Argumento é o de que o ex-presidente da Dersa tem direito a se manifestar depois de delatores na fase de alegações finais, na primeira instância

Jornal GGN – O ministro do Superior Tribunal de Justiça, Reynaldo Soares da Fonseca, anulou a condenação do engenheiro Paulo Vieira de Souza, o Paulo Preto, considerado operador de propinas do PSDB. O ex-diretor da Dersa foi condenado em São Paulo a 145 anos de prisão pelos crimes de formação de quadrilha e peculato (desvio de dinheiro público).

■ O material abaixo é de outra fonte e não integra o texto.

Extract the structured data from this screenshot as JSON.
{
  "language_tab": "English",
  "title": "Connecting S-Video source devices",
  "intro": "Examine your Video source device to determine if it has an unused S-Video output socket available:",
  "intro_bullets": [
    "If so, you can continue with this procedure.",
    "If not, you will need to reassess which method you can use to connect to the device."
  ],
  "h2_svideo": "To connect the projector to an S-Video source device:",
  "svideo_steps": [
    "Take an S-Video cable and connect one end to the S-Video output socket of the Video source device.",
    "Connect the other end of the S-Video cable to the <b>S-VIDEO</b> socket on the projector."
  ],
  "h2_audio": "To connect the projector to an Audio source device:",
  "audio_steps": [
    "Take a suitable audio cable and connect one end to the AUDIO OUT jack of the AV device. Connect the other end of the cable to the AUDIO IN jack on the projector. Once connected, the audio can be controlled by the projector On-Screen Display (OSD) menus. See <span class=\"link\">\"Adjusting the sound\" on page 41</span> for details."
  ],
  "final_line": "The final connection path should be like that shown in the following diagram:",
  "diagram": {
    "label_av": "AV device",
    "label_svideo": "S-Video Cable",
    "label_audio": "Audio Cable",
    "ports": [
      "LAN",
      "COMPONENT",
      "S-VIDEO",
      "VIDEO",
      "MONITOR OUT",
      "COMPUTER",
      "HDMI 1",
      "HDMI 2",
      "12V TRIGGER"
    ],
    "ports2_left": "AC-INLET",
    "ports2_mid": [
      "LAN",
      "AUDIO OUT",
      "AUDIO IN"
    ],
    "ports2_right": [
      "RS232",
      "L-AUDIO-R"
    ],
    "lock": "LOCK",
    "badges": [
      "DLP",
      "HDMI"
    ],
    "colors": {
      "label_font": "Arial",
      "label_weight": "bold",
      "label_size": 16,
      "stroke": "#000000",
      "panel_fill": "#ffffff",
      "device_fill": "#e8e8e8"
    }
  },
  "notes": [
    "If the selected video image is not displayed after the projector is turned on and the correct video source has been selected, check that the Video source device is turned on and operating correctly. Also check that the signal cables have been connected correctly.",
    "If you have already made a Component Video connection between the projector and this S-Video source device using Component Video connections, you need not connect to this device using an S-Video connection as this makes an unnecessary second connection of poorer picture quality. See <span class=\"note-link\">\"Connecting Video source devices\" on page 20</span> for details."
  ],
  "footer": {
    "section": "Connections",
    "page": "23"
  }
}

Acusado de ter desviado R$ 7 milhões de verbas de indenização destinadas a famílias que viviam no traçado do Rodoanel, Paulo Preto deveria ter sido ouvido ter o direito de entregar as alegações finais de seu processo depois de seus delatores. O entendimento, dado pelo Supremo Tribunal Federal, é novo, e tem levado uma série de condenações de volta à primeira instância.

O operador tucano está preso no Paraná desde fevereiro. Pela Lava Jato em Curitiba, ele é acusado de administrar a propina da Odebrechet e de ter movimentado ao menos R$ 130 milhões em contas na Suíça, de 2007 a 2017.